If you find that the viewing angles of the Samsung Q80R cause uniformity issues, then check out the LG SK9000. You will not get the deep blacks of the Samsung, nor will you have FreeSync support for tear-free gaming. Nevertheless, this is a TV with a very low input lag that reacts instantaneously to your actions, supports chroma 4:4:4, and can display crisp text, which is great if you use it as a PC monitor. It has wide viewing angles thanks to the IPS panel, so you will not experience uniformity issues at the edges when you sit up close. Overall, it's a great TV that also serves well as a PC monitor.
If you find the Samsung Q8FN expensive, the best budget TV to use as PC monitor is the TCL R617. This TV does not have the great local dimming, the excellent reflection handling, or the good gray uniformity found on the Samsung.

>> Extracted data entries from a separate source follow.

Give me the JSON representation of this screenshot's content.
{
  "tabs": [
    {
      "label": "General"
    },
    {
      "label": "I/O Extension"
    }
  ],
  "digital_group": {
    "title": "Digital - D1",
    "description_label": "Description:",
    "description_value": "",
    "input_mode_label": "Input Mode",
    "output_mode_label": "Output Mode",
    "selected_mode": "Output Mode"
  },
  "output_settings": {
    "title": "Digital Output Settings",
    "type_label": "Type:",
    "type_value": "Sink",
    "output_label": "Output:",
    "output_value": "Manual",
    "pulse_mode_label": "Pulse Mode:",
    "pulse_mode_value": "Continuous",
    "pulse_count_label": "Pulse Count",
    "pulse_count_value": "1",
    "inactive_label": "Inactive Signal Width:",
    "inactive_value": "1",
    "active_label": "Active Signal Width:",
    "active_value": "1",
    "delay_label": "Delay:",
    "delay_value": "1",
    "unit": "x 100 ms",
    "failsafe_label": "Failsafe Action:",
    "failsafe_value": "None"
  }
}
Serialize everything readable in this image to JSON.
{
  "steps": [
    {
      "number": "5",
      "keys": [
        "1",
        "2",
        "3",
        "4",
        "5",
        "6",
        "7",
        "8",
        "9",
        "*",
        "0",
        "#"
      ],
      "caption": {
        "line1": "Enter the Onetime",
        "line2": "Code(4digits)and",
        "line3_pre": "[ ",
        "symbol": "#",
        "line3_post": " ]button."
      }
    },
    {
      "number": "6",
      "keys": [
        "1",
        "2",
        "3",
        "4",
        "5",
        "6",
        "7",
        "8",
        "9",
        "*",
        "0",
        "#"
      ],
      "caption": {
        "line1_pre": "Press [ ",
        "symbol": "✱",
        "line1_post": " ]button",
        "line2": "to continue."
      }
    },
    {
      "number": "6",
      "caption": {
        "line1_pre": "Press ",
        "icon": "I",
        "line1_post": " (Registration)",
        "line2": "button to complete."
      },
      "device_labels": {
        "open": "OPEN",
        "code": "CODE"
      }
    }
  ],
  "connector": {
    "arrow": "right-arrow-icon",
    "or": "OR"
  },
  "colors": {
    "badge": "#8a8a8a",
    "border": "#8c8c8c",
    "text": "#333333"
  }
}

On the upside, it's a very good TV with deep blacks that result in very good picture quality. When used as a PC monitor, it has an impressive performance. It accepts most common resolutions, including chroma 4:4:4, so text is clear and crisp. It has very low input lag and is very responsive. The TV has excellent brightness and thus can be placed in a bright room.
Overall, this is a very good TV for many different usages and it's a good choice for someone who wants to use it as a PC monitor.

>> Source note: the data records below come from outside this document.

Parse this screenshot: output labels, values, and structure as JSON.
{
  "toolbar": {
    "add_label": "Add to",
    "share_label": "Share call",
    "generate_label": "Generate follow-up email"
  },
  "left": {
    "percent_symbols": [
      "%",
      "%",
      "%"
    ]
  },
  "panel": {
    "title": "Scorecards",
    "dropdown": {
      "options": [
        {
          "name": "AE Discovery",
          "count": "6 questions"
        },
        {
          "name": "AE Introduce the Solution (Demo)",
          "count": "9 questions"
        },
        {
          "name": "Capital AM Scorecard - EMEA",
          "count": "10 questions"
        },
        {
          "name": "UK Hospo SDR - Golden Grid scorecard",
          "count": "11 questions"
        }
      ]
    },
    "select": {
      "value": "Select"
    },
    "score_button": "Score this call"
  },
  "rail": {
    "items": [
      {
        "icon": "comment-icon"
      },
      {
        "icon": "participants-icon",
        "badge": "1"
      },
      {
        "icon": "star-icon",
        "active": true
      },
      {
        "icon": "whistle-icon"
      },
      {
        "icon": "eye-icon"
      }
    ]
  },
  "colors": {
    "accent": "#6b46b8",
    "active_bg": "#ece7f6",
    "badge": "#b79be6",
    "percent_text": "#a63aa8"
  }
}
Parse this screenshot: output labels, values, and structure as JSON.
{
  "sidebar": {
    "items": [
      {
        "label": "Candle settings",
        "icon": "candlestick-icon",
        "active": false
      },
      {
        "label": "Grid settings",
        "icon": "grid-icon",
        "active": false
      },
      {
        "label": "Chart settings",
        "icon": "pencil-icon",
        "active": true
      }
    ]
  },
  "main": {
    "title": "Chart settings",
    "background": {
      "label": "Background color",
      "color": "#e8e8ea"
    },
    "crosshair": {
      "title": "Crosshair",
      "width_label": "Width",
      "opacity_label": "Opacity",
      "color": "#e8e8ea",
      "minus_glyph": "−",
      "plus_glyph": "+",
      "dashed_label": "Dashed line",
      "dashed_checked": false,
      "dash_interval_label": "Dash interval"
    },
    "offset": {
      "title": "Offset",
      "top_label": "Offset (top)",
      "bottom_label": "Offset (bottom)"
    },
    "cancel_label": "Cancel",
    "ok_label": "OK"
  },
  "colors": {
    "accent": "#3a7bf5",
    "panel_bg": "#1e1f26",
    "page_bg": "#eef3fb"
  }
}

If you find the TCL R617 expensive, get the TCL 4 Series S425. It is not as good as the TCL 6 Series; as it cannot get as bright, nor is it equipped with more advanced features like motion interpolation. It is, however, a very good TV for use as a PC monitor, with excellent low input lag that feels very responsive. It will accept most common resolutions, and text is clear and crisp thanks to its ability to display chroma 4:4:4 properly.
Every pixel in a screen is sent a brightness value, which tells it how bright or dark it should be. There is also a color value that is sent, which tells the pixel which color to be.
A common method of compressing a file is to make groups of pixels share color, or chroma, data. This reduces the size of a file significantly, and with most video, the difference in quality is minimal.
This type of compression, though, doesn’t look great on a computer monitor. In particular, the lack of specificity that you get by making pixels share chroma values leads to blurry text. That’s why, especially for productivity purposes, it’s desirable to have a TV capable of chroma 4:4:4, which is uncompressed.
Above, you can see images illustrating three levels of compression. You can see that from 4:4:4 (uncompressed) to 4:2:2 (compressed a bit), there is a bit of a loss of specificity in the lower text - it's not quite as sharp as with 4:4:4. It’s an even more noticeable drop in quality when you’re looking at 4:2:0 (the typical level of compression). Again, this is only really important for text. It’s very hard to spot this compression with normal footage.
Our recommendations above are what we think are currently the best TVs to use as a PC monitor for most people in each price range. We factor in the price (a cheaper TV wins over a pricier one if the difference isn't worth it), feedback from our visitors, and availability (no TVs that are difficult to find or almost out of stock everywhere).
If you would like to do the work of choosing yourself, here is the list of all our reviews of TVs. Be careful not to get too caught up in the details. While no TV is perfect, most TVs are great enough to please almost everyone, and the differences are often not noticeable unless you really look for them.